June 12, 2008
Second only to Nueces County delegates tossing out beach balls for activists to smack around the Austin Convention Center, the most surprising sideshow at the Texas Democratic Party’s convention may have been true-blue believers lining up to chat with the guy in charge.
The fellow shaking hands and signing programs and badges during breaks wasn’t the party chairman, Boyd Richie. Nor was it Bob Slagle, the Sherman lawyer who’s steered numerous Democratic confabs.
Nope, the guy in demand was Kirk Watson, the Travis County state senator and former Austin mayor.
Watson gave off enough of a thrilled-to-be-here vibe to make me think he’ll soon try to lead Texas in a more consequential role than convention chairman.
He guided thousands of delegates through two potentially nasty blowups while also lofting some one-liners.
Scott Cobb of Austin was among delegates seeking a floor debate and a vote on ending the selection of delegates for presidential candidates at primary-night caucuses. In March, many of the caucuses were disorganized, disorderly and hard for voters to attend. Cobb’s proposal to base delegates only on voting at the polls was tabled by the convention; Cobb said Watson could have allowed discussion before that happened.
“Overall, he did a great job,” Cobb said, crediting Watson with bringing a relatively youthful blast of energy and humor to the gavel-wielding role.
In another tense moment, state Rep. Terri Hodge of Dallas charged advocates for Sen. Barack Obama, the presumptive presidential nominee, with inappropriately huddling privately to finalize his Texas delegates to the party’s August national convention in Denver. Watson said her concern would be investigated; the party took no action, finding nothing untoward afoot.
Austin delegate Christine Berkland didn’t like what she saw, writing later: “Something just kind of smelled bad. Perhaps it was my first close-up and personal brush with politics as usual.”
Watson stressed to me later that he let people objecting to the recommended delegates have time to air gripes before the choices were ratified.
Rough spots aside — every convention chief has them — my hunch is that Watson will run for governor or lieutenant governor as soon as 2010.
Not that he’ll have an easy time of it.
In 2002, Watson got clocked by Republican Greg Abbott for attorney general, a result driven, in part, by the high-dollar air war between GOP Gov. Rick Perry and challenger Tony Sanchez of Laredo. Perry beat Sanchez, who outspent him, by 800,000 votes. Abbott bested Watson by 700,000 votes.
Watson knows that no Democrat has won statewide since 1994 — and that ruling Republicans are intent on keeping Democrats down.

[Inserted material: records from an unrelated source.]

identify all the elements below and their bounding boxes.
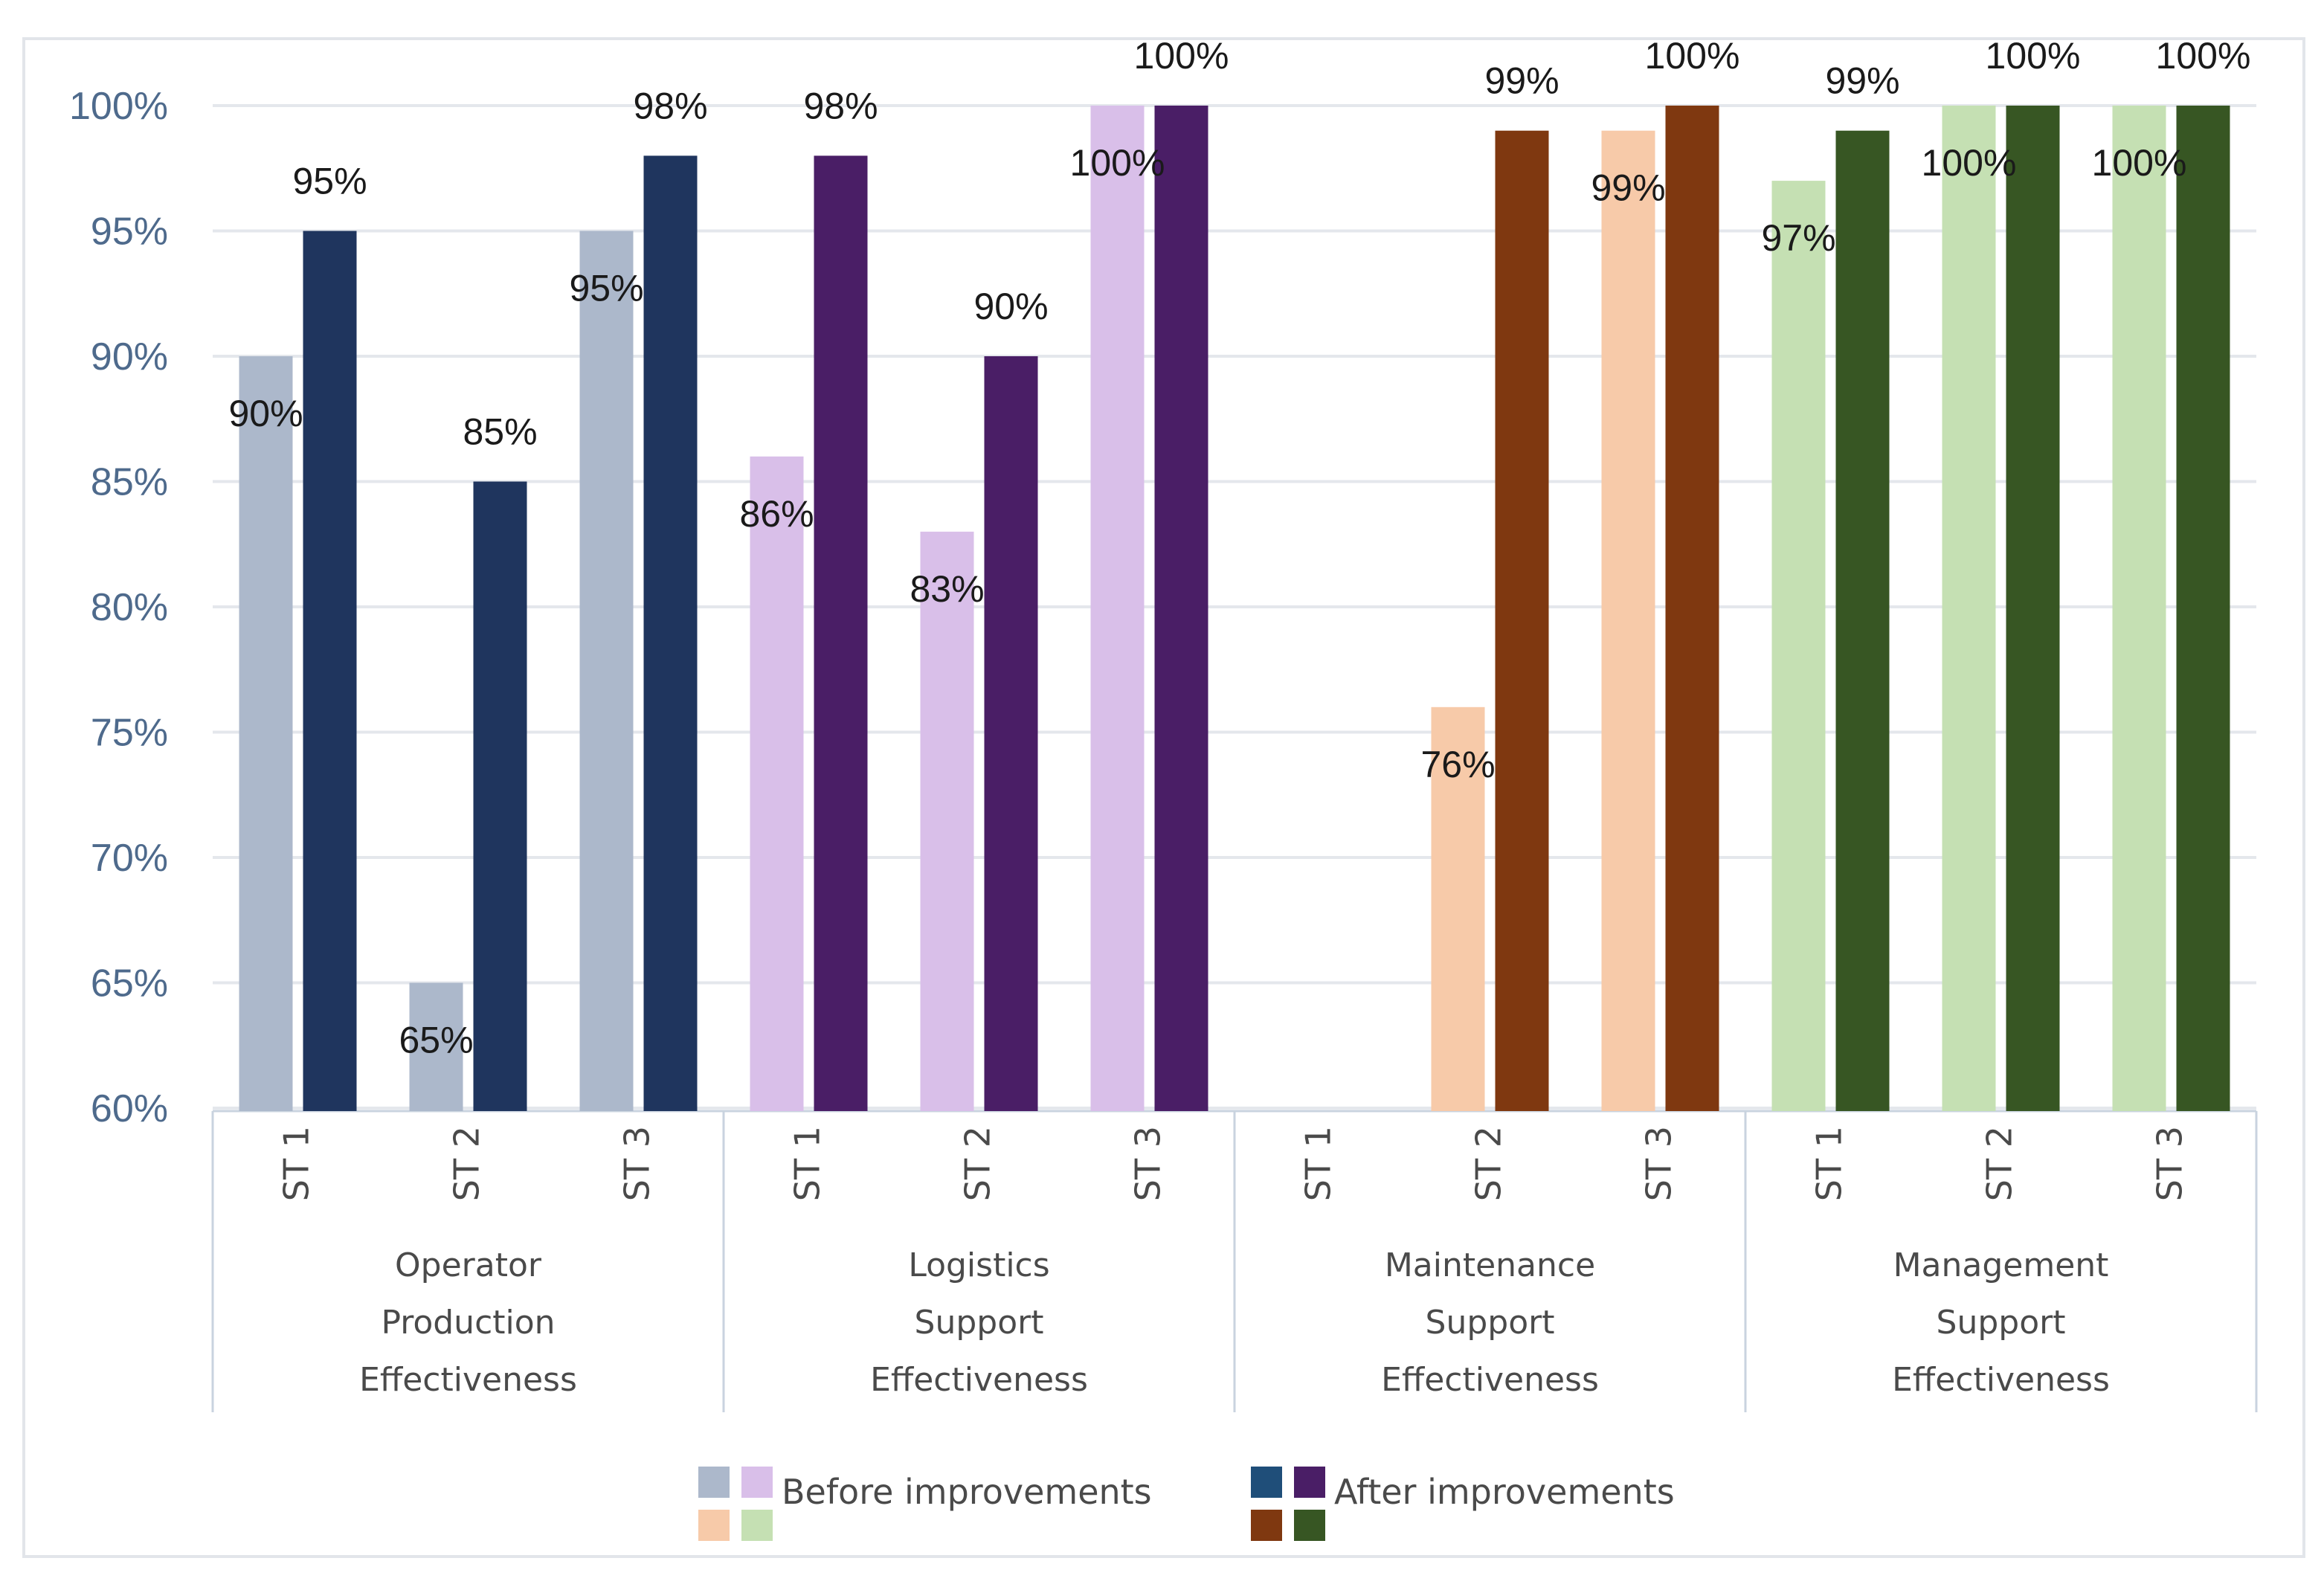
stage-tick-label: ST 3 — [1639, 1126, 1679, 1201]
bar-after — [1835, 130, 1890, 1112]
y-tick-label: 100% — [69, 85, 168, 128]
group-label: Logistics — [908, 1246, 1049, 1284]
data-label-after: 100% — [1645, 40, 1740, 77]
bar-before — [239, 356, 293, 1111]
legend-swatch — [1294, 1510, 1325, 1541]
bar-after — [1665, 106, 1719, 1111]
data-label-after: 99% — [1825, 60, 1899, 102]
stage-tick-label: ST 2 — [447, 1126, 487, 1201]
group-label: Effectiveness — [1892, 1361, 2110, 1399]
legend-swatch — [741, 1467, 773, 1498]
y-tick-label: 85% — [91, 461, 168, 504]
legend-swatch — [698, 1467, 730, 1498]
bar-after — [303, 231, 357, 1111]
data-label-after: 98% — [633, 85, 707, 126]
stage-tick-label: ST 2 — [1980, 1126, 2020, 1201]
legend-label: After improvements — [1334, 1472, 1675, 1512]
legend-swatch — [698, 1510, 730, 1541]
y-tick-label: 80% — [91, 586, 168, 629]
stage-tick-label: ST 2 — [1469, 1126, 1509, 1201]
bar-before — [920, 531, 974, 1111]
legend-label: Before improvements — [782, 1472, 1152, 1512]
bar-after — [643, 155, 698, 1111]
data-label-after: 85% — [463, 411, 537, 453]
data-label-after: 100% — [1134, 40, 1229, 77]
data-label-before: 99% — [1591, 167, 1665, 209]
bar-after — [1154, 106, 1208, 1111]
data-label-before: 100% — [1922, 142, 2017, 184]
data-label-before: 86% — [739, 493, 814, 535]
bar-before — [1431, 707, 1485, 1111]
data-label-after: 100% — [2156, 40, 2251, 77]
data-label-after: 99% — [1484, 60, 1559, 102]
bar-after — [814, 155, 868, 1111]
stage-tick-label: ST 3 — [1128, 1126, 1168, 1201]
data-label-after: 90% — [973, 286, 1048, 327]
y-tick-label: 95% — [91, 210, 168, 254]
stage-tick-label: ST 1 — [788, 1126, 828, 1201]
group-label: Support — [1426, 1304, 1555, 1342]
bar-after — [2006, 106, 2060, 1111]
bar-after — [473, 481, 527, 1111]
data-label-after: 98% — [803, 85, 878, 126]
bar-before — [1090, 106, 1145, 1111]
bar-before — [579, 231, 634, 1111]
bar-after — [1495, 130, 1549, 1112]
group-label: Production — [381, 1304, 555, 1342]
data-label-after: 100% — [1986, 40, 2081, 77]
group-label: Effectiveness — [359, 1361, 577, 1399]
legend-swatch — [1251, 1510, 1282, 1541]
group-label: Operator — [395, 1246, 542, 1284]
group-label: Management — [1893, 1246, 2109, 1284]
legend-swatch — [1294, 1467, 1325, 1498]
group-label: Support — [915, 1304, 1044, 1342]
bar-before — [409, 982, 463, 1111]
bar-before — [1601, 130, 1655, 1112]
group-label: Effectiveness — [1381, 1361, 1599, 1399]
legend-swatch — [741, 1510, 773, 1541]
stage-tick-label: ST 3 — [617, 1126, 657, 1201]
bar-before — [1942, 106, 1996, 1111]
bar-after — [2176, 106, 2230, 1111]
group-label: Maintenance — [1385, 1246, 1595, 1284]
y-tick-label: 75% — [91, 712, 168, 755]
stage-tick-label: ST 2 — [958, 1126, 998, 1201]
data-label-before: 65% — [399, 1020, 473, 1061]
data-label-before: 95% — [569, 268, 643, 309]
data-label-before: 76% — [1420, 744, 1495, 785]
bar-before — [750, 456, 804, 1111]
bar-chart: 60% 65% 70% 75% 80% 85% 90% 95% 100% 90% 95% ST 1 65… — [69, 40, 2258, 1541]
group-label: Support — [1937, 1304, 2066, 1342]
chart-frame: 60% 65% 70% 75% 80% 85% 90% 95% 100% 90% 95% ST 1 65… — [22, 37, 2305, 1558]
bar-before — [2112, 106, 2166, 1111]
y-tick-label: 65% — [91, 962, 168, 1005]
data-label-before: 83% — [910, 568, 984, 610]
bar-before — [1771, 181, 1826, 1112]
stage-tick-label: ST 3 — [2150, 1126, 2190, 1201]
stage-tick-label: ST 1 — [277, 1126, 317, 1201]
data-label-before: 97% — [1761, 217, 1835, 259]
legend-swatch — [1251, 1467, 1282, 1498]
data-label-before: 100% — [2092, 142, 2187, 184]
stage-tick-label: ST 1 — [1809, 1126, 1850, 1201]
data-label-before: 90% — [228, 393, 303, 434]
data-label-after: 95% — [292, 161, 367, 202]
y-tick-label: 70% — [91, 837, 168, 880]
y-tick-label: 60% — [91, 1087, 168, 1130]
bar-after — [984, 356, 1038, 1111]
y-tick-label: 90% — [91, 335, 168, 379]
data-label-before: 100% — [1070, 142, 1165, 184]
group-label: Effectiveness — [870, 1361, 1088, 1399]
stage-tick-label: ST 1 — [1298, 1126, 1339, 1201]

Yet he’s financially positioned for liftoff. Through December, he had nearly $1.2 million in his political kitty, placing him eighth among state officeholders in cash on hand (third among Democrats, behind longtime Sens. John Whitmire and Rodney Ellis, both of Houston).
Post-convention, Watson told me only that he’s not sure he’ll seek re-election in 2010, saying: “It’s fun to have the (statewide) speculation out there, but I consider it far too early.”

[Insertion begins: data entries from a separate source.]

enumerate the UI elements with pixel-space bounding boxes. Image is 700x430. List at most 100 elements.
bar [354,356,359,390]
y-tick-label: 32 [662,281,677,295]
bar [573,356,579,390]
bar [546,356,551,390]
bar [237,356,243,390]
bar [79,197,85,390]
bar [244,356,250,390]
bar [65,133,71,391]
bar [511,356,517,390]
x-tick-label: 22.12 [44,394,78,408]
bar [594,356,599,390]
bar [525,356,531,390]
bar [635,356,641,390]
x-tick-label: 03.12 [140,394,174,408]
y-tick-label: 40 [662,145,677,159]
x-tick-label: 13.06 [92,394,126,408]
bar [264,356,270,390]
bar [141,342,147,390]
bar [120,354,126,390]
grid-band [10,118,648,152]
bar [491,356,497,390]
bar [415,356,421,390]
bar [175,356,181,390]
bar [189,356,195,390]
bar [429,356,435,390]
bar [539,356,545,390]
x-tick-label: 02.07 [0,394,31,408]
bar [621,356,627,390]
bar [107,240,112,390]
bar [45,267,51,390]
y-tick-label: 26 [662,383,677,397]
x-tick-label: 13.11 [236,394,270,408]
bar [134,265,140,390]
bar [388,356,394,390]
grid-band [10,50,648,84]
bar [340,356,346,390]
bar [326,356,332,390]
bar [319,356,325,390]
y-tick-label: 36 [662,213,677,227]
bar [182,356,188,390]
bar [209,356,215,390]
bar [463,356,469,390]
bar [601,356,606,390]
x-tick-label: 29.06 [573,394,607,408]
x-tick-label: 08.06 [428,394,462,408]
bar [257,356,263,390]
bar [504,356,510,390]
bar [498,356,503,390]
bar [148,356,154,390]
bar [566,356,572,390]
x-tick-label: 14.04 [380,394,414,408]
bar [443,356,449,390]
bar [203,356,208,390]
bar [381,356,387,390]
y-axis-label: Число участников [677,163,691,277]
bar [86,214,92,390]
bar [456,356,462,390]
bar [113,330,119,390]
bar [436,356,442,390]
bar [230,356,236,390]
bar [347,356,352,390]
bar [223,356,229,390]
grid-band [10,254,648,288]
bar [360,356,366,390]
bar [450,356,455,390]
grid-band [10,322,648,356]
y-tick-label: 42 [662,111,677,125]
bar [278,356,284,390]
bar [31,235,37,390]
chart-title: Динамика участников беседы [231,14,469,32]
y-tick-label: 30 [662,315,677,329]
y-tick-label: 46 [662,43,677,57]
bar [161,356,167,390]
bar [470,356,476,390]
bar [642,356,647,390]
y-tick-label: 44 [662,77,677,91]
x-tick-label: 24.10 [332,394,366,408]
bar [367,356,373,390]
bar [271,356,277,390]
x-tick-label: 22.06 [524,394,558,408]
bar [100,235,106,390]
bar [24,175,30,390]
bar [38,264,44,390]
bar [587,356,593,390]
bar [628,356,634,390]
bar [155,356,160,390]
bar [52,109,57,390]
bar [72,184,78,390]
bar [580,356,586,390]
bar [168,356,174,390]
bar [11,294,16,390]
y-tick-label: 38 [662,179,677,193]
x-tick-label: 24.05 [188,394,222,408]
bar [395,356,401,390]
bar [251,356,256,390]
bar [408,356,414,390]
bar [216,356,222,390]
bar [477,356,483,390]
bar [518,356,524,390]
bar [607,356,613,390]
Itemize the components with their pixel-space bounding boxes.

If Watson leaps, he could land on a Democratic ticket with Houston Mayor Bill White, the former state party chairman expected to run for governor, though some see him as more inclined to go for the U.S. Senate if, say, Kay Bailey Hutchison runs for governor.
Maybe Watson and White will visit one another to brainstorm. It would be a spectacle if both lawyers set sights on the state’s top job.